Our perceptions of risk can be seriously and systematically distorted
July 25, 2019

Here’s a question. My chart below shows the price performance of three different assets in the past 12 months. Which one do you prefer? Security A looks like a recovery play. Security B seems more stable. And security C did well for a long time, but has since lost momentum.

If you have a preference, something very odd is afoot because statistically speaking the three are identical. Security A is the All-Share index. Securities B and C are simply two different random shufflings of the weekly changes in the index. All three have not just identical returns but also identical weekly volatility, skewness and kurtosis. The only difference between them is the sequence in which those returns occurred.

 

 

Because these sequences – by construction – are random for B and C, they should tell us nothing at all about future risks and returns on the assets. There should, therefore, be no basis for choosing between the three.

Which poses the question: how, then, is it possible for anybody to prefer one to the others? New research by Charlotte Borsboom at Radboud University and Stefan Zeisberger at the University of Zurich helps answer this question. They showed subjects charts like mine, with different price paths drawn from the same returns and volatility. And they found that people did indeed prefer some to others.

One fact that affected their choice was recent returns. They found that people preferred assets that had risen in price recently – security A rather than C in my chart – because they thought these were less risky. To conventional economics, this is weird, because if a price can rise a lot it can also fall a lot.

This perhaps helps explain why we sometimes see bubbles and often see momentum. People interpret recent rises as a sign that an asset is less risky, and so they buy more of it, pushing its price up even further in the near term.

They also found that big price falls and low price lows add to perceived riskiness. Security C looks riskier than B because it has two significant drops. And A looks riskier because its price low is lower than the others.

To infer anything from such differences would, though, be a mistake. It is a sampling error. Security C’s falls are merely the result of dumb luck – of price falls happening by chance to follow others whereas B looks more stable because falls are by chance interspersed with rises. You cannot logically infer that such differences will exist in future data: it could be that with the same distribution of returns B will see sequences of losses in future and C not.

What’s going on here is a common error – which I deliberately committed in my opening paragraph – of seeing patterns in what is in fact random data. Psychologists call this apophenia. And we also like to tell stories that give meaning to what is in fact randomness. Charts such as mine can therefore mislead us. Had I shown you instead a table of returns and risk, the numbers would have been identical and there would have been no basis for any preference.

These, however, are not the only ways in which we misperceive risk. Experiments by Maren Baars and Michael Goedde-Menke at the University of Munster show us another. They asked people to bet on three different gambles in which they were told the odds of winning: a lottery draw, roulette and a dice game. They found that people preferred the game with which they were most familiar, even though such familiarity made no difference to the chances of winning. They trusted their knowledge even though it added nothing to what they knew about the risk and return of these gambles.

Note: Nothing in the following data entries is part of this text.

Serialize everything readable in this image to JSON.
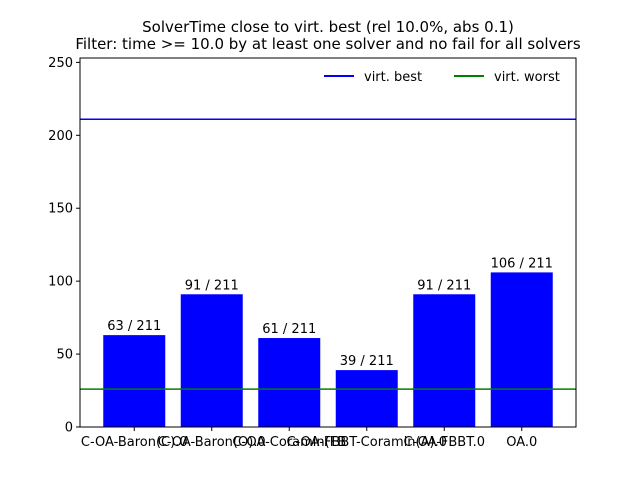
{
  "chart_data": {
    "type": "bar",
    "title": "SolverTime close to virt. best (rel 10.0%, abs 0.1)",
    "subtitle": "Filter: time >= 10.0 by at least one solver and no fail for all solvers",
    "categories": [
      "C-OA-Baron(C).0",
      "C-OA-Baron(O).0",
      "C-OA-Coramin(FB",
      "C-OA-FBBT-Coramin(A).0",
      "C-OA-FBBT.0",
      "OA.0"
    ],
    "values": [
      63,
      91,
      61,
      39,
      91,
      106
    ],
    "value_labels": [
      "63 / 211",
      "91 / 211",
      "61 / 211",
      "39 / 211",
      "91 / 211",
      "106 / 211"
    ],
    "ylim": [
      0,
      253
    ],
    "yticks": [
      0,
      50,
      100,
      150,
      200,
      250
    ],
    "bar_color": "#0000ff",
    "reference_lines": [
      {
        "name": "virt. best",
        "value": 211,
        "color": "#0000ff"
      },
      {
        "name": "virt. worst",
        "value": 26,
        "color": "#008000"
      }
    ],
    "legend_position": "top-right",
    "grid": false
  }
}
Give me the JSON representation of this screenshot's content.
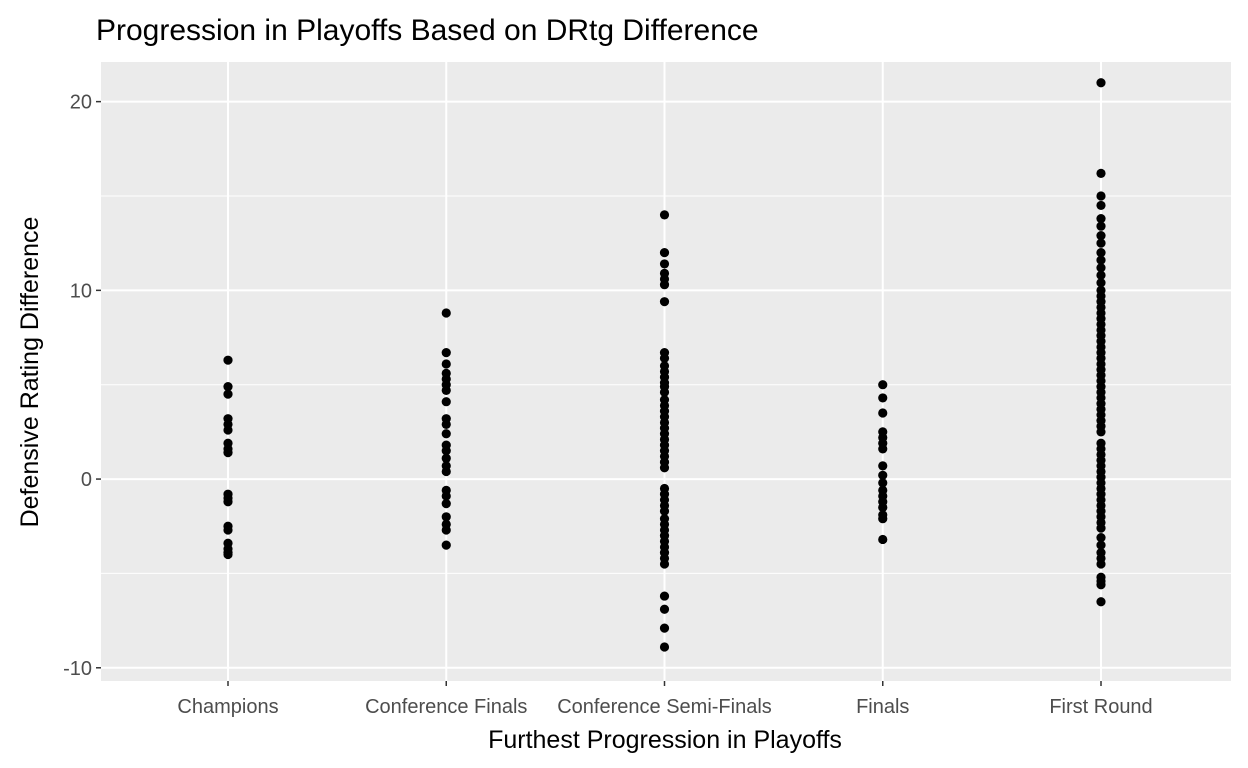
{
  "chart_data": {
    "type": "scatter",
    "title": "Progression in Playoffs Based on DRtg Difference",
    "xlabel": "Furthest Progression in Playoffs",
    "ylabel": "Defensive Rating Difference",
    "categories": [
      "Champions",
      "Conference Finals",
      "Conference Semi-Finals",
      "Finals",
      "First Round"
    ],
    "y_ticks": [
      "-10",
      "0",
      "10",
      "20"
    ],
    "y_tick_values": [
      -10,
      0,
      10,
      20
    ],
    "ylim": [
      -10.7,
      22.1
    ],
    "grid": true,
    "point_color": "#000000",
    "panel_color": "#ebebeb",
    "grid_color": "#ffffff",
    "series": [
      {
        "values": [
          [
            0,
            6.3
          ],
          [
            0,
            4.9
          ],
          [
            0,
            4.5
          ],
          [
            0,
            3.2
          ],
          [
            0,
            2.9
          ],
          [
            0,
            2.6
          ],
          [
            0,
            1.9
          ],
          [
            0,
            1.6
          ],
          [
            0,
            1.4
          ],
          [
            0,
            -0.8
          ],
          [
            0,
            -1.0
          ],
          [
            0,
            -1.2
          ],
          [
            0,
            -2.5
          ],
          [
            0,
            -2.7
          ],
          [
            0,
            -3.4
          ],
          [
            0,
            -3.7
          ],
          [
            0,
            -3.9
          ],
          [
            0,
            -4.0
          ],
          [
            1,
            8.8
          ],
          [
            1,
            6.7
          ],
          [
            1,
            6.1
          ],
          [
            1,
            5.6
          ],
          [
            1,
            5.3
          ],
          [
            1,
            5.0
          ],
          [
            1,
            4.7
          ],
          [
            1,
            4.1
          ],
          [
            1,
            3.2
          ],
          [
            1,
            2.9
          ],
          [
            1,
            2.4
          ],
          [
            1,
            1.8
          ],
          [
            1,
            1.5
          ],
          [
            1,
            1.1
          ],
          [
            1,
            0.7
          ],
          [
            1,
            0.4
          ],
          [
            1,
            -0.6
          ],
          [
            1,
            -0.9
          ],
          [
            1,
            -1.3
          ],
          [
            1,
            -2.0
          ],
          [
            1,
            -2.4
          ],
          [
            1,
            -2.7
          ],
          [
            1,
            -3.5
          ],
          [
            2,
            14.0
          ],
          [
            2,
            12.0
          ],
          [
            2,
            11.4
          ],
          [
            2,
            10.9
          ],
          [
            2,
            10.6
          ],
          [
            2,
            10.3
          ],
          [
            2,
            9.4
          ],
          [
            2,
            6.7
          ],
          [
            2,
            6.4
          ],
          [
            2,
            6.0
          ],
          [
            2,
            5.7
          ],
          [
            2,
            5.4
          ],
          [
            2,
            5.1
          ],
          [
            2,
            4.9
          ],
          [
            2,
            4.6
          ],
          [
            2,
            4.2
          ],
          [
            2,
            3.9
          ],
          [
            2,
            3.6
          ],
          [
            2,
            3.3
          ],
          [
            2,
            3.0
          ],
          [
            2,
            2.7
          ],
          [
            2,
            2.4
          ],
          [
            2,
            2.1
          ],
          [
            2,
            1.8
          ],
          [
            2,
            1.5
          ],
          [
            2,
            1.2
          ],
          [
            2,
            0.9
          ],
          [
            2,
            0.6
          ],
          [
            2,
            -0.5
          ],
          [
            2,
            -0.8
          ],
          [
            2,
            -1.1
          ],
          [
            2,
            -1.4
          ],
          [
            2,
            -1.7
          ],
          [
            2,
            -2.1
          ],
          [
            2,
            -2.4
          ],
          [
            2,
            -2.7
          ],
          [
            2,
            -3.0
          ],
          [
            2,
            -3.3
          ],
          [
            2,
            -3.6
          ],
          [
            2,
            -3.9
          ],
          [
            2,
            -4.2
          ],
          [
            2,
            -4.5
          ],
          [
            2,
            -6.2
          ],
          [
            2,
            -6.9
          ],
          [
            2,
            -7.9
          ],
          [
            2,
            -8.9
          ],
          [
            3,
            5.0
          ],
          [
            3,
            4.3
          ],
          [
            3,
            3.5
          ],
          [
            3,
            2.5
          ],
          [
            3,
            2.2
          ],
          [
            3,
            1.9
          ],
          [
            3,
            1.6
          ],
          [
            3,
            0.7
          ],
          [
            3,
            0.2
          ],
          [
            3,
            -0.2
          ],
          [
            3,
            -0.6
          ],
          [
            3,
            -0.9
          ],
          [
            3,
            -1.2
          ],
          [
            3,
            -1.5
          ],
          [
            3,
            -1.9
          ],
          [
            3,
            -2.1
          ],
          [
            3,
            -3.2
          ],
          [
            4,
            21.0
          ],
          [
            4,
            16.2
          ],
          [
            4,
            15.0
          ],
          [
            4,
            14.5
          ],
          [
            4,
            13.8
          ],
          [
            4,
            13.4
          ],
          [
            4,
            12.9
          ],
          [
            4,
            12.5
          ],
          [
            4,
            12.0
          ],
          [
            4,
            11.6
          ],
          [
            4,
            11.2
          ],
          [
            4,
            10.8
          ],
          [
            4,
            10.4
          ],
          [
            4,
            10.0
          ],
          [
            4,
            9.7
          ],
          [
            4,
            9.4
          ],
          [
            4,
            9.1
          ],
          [
            4,
            8.8
          ],
          [
            4,
            8.5
          ],
          [
            4,
            8.2
          ],
          [
            4,
            7.9
          ],
          [
            4,
            7.6
          ],
          [
            4,
            7.3
          ],
          [
            4,
            7.0
          ],
          [
            4,
            6.7
          ],
          [
            4,
            6.4
          ],
          [
            4,
            6.1
          ],
          [
            4,
            5.8
          ],
          [
            4,
            5.5
          ],
          [
            4,
            5.2
          ],
          [
            4,
            4.9
          ],
          [
            4,
            4.6
          ],
          [
            4,
            4.3
          ],
          [
            4,
            4.0
          ],
          [
            4,
            3.7
          ],
          [
            4,
            3.4
          ],
          [
            4,
            3.1
          ],
          [
            4,
            2.8
          ],
          [
            4,
            2.5
          ],
          [
            4,
            1.9
          ],
          [
            4,
            1.6
          ],
          [
            4,
            1.3
          ],
          [
            4,
            1.0
          ],
          [
            4,
            0.7
          ],
          [
            4,
            0.4
          ],
          [
            4,
            0.1
          ],
          [
            4,
            -0.2
          ],
          [
            4,
            -0.5
          ],
          [
            4,
            -0.8
          ],
          [
            4,
            -1.1
          ],
          [
            4,
            -1.4
          ],
          [
            4,
            -1.7
          ],
          [
            4,
            -2.0
          ],
          [
            4,
            -2.3
          ],
          [
            4,
            -2.6
          ],
          [
            4,
            -3.1
          ],
          [
            4,
            -3.5
          ],
          [
            4,
            -3.9
          ],
          [
            4,
            -4.2
          ],
          [
            4,
            -4.5
          ],
          [
            4,
            -5.2
          ],
          [
            4,
            -5.4
          ],
          [
            4,
            -5.6
          ],
          [
            4,
            -6.5
          ]
        ]
      }
    ]
  }
}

This fits some research by Nick Powdthavee of Warwick Business School and Yohanes Riyanto at Nanyang Technical University in Singapore. They got students to bet on tosses of a fair coin and found that people were willing to pay to back the bet of students who had correctly called previous tosses. Remarkably, this finding has been corroborated by other experiments conducted at the Autonomous University of Barcelona.

The message of all this different research is the same. People deny the reality of risk and of our ignorance of the future. They look instead for patterns in what is really random data, or to an illusory expertise.

And of course it is not just in laboratories that people do this. Investors put too much money into unit trusts that have done well in the recent past even though such performance might well be due to dumb luck. They “confuse risk-taking with skill”, says Christoph Merkle at Kuehne Logistics University.

Hard facts and numbers do not, therefore, determine our attitudes to risk. The same bets can be accepted or rejected, depending on how they are framed and seen.

This is not necessarily entirely irrational. It’s important to have investments you feel comfortable with. The problem is that such comforts can sometimes be false ones based on poor reasoning.